Por Daniela Rea

Después de casi cuatro horas por caminos de terracería, desde la cabecera municipal de Cochoapa el Grande, el municipio más pobre del país, se llega a un caserío clavado en medio de la montaña.

El camino de tierra rojiza que lleva a él está bordeado por campos sembrados de amapola, la flor roja se levanta entre las milpas devorándolas casi por completo. El poblado tiene unas 10 casas de madera y techo de lámina y una sola construcción de cemento, es la escuela primaria.

Desde la ventana se puede ver una veintena de pupitres empolvados, un pizarrón que aún tiene la última lección escolar de sumas y restas y un espacio vacío donde debía ir la televisión.

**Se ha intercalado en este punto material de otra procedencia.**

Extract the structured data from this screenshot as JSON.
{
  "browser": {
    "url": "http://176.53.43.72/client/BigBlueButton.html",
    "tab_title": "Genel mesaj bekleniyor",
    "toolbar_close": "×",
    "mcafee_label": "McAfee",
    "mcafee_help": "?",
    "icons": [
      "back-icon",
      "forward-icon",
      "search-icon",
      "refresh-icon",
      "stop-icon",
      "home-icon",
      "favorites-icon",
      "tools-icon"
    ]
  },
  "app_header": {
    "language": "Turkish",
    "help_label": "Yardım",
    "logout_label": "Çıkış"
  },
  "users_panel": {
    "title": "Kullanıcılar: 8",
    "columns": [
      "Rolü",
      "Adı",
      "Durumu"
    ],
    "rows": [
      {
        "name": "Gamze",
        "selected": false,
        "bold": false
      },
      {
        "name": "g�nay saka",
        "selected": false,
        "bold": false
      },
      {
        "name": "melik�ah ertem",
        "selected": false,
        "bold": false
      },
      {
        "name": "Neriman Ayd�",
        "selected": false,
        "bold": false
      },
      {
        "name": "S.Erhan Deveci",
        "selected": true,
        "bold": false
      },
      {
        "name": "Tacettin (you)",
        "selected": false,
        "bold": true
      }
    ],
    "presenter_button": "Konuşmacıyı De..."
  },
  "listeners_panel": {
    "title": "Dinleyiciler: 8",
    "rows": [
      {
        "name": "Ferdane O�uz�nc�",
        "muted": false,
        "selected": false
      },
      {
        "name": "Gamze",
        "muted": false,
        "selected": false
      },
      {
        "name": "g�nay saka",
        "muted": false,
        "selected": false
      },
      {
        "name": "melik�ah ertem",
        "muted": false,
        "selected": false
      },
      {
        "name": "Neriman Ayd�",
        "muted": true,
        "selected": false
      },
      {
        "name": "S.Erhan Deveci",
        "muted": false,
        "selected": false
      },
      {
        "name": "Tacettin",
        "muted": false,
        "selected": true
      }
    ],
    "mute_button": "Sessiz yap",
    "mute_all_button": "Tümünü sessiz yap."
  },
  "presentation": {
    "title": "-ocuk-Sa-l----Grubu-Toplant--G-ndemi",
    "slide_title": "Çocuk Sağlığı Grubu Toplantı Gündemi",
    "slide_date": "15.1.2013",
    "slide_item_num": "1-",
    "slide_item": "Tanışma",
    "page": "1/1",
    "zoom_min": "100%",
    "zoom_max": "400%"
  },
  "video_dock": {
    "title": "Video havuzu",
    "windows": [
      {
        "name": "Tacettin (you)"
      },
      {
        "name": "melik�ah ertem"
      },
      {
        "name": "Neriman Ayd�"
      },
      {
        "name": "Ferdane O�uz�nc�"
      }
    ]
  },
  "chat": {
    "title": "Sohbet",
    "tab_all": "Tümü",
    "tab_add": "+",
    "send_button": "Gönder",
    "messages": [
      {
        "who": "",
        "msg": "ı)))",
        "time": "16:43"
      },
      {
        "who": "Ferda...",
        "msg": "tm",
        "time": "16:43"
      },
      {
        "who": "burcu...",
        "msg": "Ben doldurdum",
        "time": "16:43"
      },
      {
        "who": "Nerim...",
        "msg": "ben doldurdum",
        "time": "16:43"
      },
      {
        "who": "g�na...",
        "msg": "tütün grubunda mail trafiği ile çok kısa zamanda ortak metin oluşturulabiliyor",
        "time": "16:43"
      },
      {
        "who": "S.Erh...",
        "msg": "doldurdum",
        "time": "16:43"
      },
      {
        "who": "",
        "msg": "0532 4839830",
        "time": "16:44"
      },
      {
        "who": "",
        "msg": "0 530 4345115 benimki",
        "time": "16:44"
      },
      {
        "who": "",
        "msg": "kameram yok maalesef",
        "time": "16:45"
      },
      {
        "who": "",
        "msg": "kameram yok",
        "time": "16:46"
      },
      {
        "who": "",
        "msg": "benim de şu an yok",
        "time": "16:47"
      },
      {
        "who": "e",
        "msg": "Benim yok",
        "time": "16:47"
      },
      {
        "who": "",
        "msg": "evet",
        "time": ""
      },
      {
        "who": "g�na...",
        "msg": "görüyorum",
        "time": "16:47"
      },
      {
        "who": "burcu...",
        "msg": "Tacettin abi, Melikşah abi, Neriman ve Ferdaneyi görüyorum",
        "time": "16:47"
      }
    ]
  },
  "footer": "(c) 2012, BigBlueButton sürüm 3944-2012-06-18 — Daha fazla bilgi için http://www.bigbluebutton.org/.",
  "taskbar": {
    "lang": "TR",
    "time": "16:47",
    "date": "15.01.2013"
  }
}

El último maestro enviado por la Secretaría de Educación Pública duró apenas dos semanas. Cuando él llegó tenían 3 años sin profesores.

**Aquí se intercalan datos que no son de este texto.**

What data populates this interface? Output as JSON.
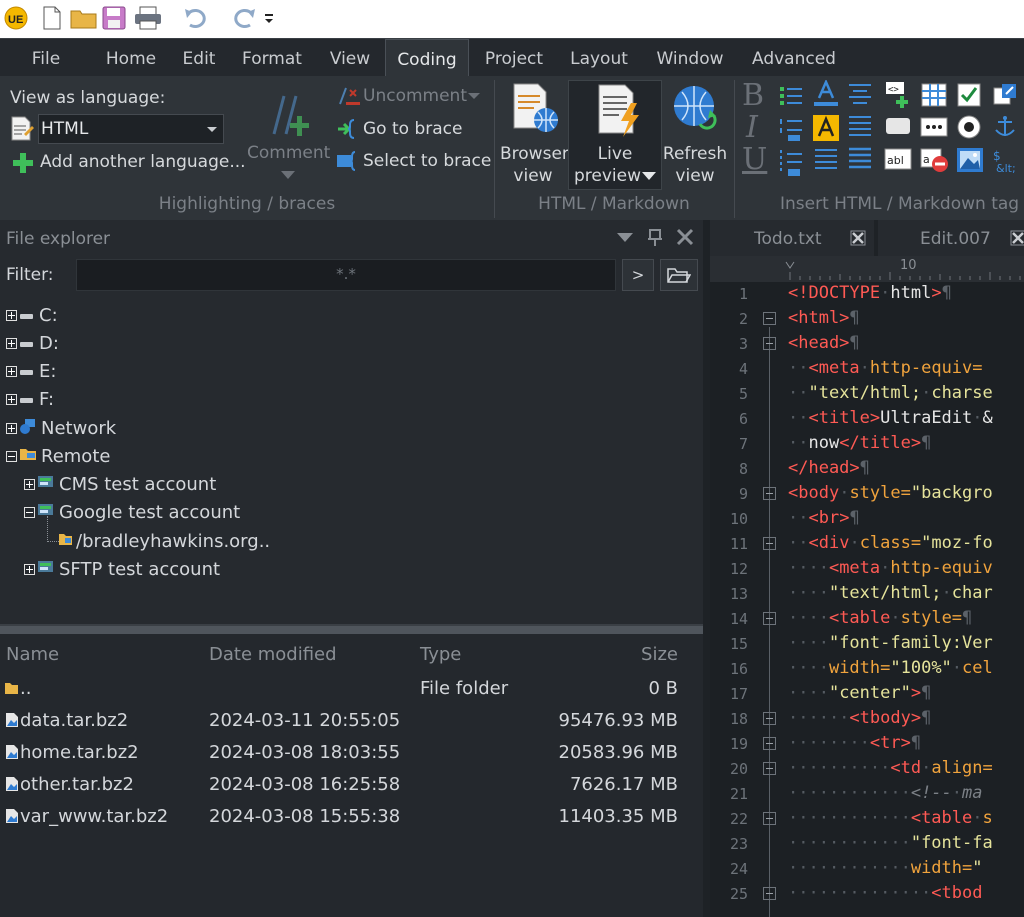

Así ha sido casi siempre en esos pueblos de la Montaña. Para los maestros de la SEP, llegar a estas comunidades alejadas y pobres a dar clases es un castigo. Para los niños la falta de clases es una condena a convertirse en jornaleros o sembradores de amapola. Una de las niñas de esta comunidad tiene 15 años y no sabe escribir su nombre. Eso la entristece hasta llorar.

A estos poblados y a estos niños se deben los maestros que egresan de la Normal de Ayotzinapa, que dedicarán su vida a enseñar en las lejanías. Sin embargo, el gobierno estatal y federal ha intentado asfixiarla por considerarla un “semillero de guerrilleros”: han cortado recursos, han eliminado plazas, han criminalizado a los estudiantes y en esa violencia han matado a cinco (dos en el desalojo de la autopista del Sol en 2011 y tres en los ataques cometidos por policías municipales de Iguala, donde además 43 fueron desaparecidos).

Alejandro Soto es un joven de 19 años, sobreviviente de los ataques de la noche del 26 de septiembre en Iguala. “Entré aquí porque no tenía otras opciones de estudiar en otro lado por falta de dinero, soy de familia pobre y mis papás no pudieron apoyarme para seguir. A nuestra escuela no la maneja el gobierno, aquí es una escuela donde te despierta la conciencia, donde entiendes por qué tanta injusticia. Yo siempre he sido pobre, pero hasta que llegué aquí supe por qué había pobres y ricos”.

Cuando los estudiantes de primer año llegaron a la Normal a iniciar sus clases, sus compañeros mayores les recitaron una leyenda que está pintada en la Normal:

Bienvenidos a lo que no tiene inicio.
Bienvenidos a lo que no tiene fin.
Bienvenidos a la lucha eterna por ser mejores día a día.
Unos la llaman necedad.
Nosotros la llamamos E-S-P-E-R-A-N-Z-A”

Yo no sabía que lo que comencé como estudiante para ser maestro normalista en las comunidades más pobres de nuestro estado, las más lastimadas, terminaría en una lucha por la justicia de todo el país. A la gente le quiero decir que no nos dejen solos, necesitamos de todas esas personas que están cansadas de la impunidad y de las injusticias para continuar con esta lucha”, dice Alex Soto, a quien le falta su mejor amigo, desaparecido la noche del 26 de septiembre.

Ellos han decidido ser los maestros de los más pobres, de los olvidados. Nosotros no podemos darnos el privilegio, el gozo del descanso ni el olvido.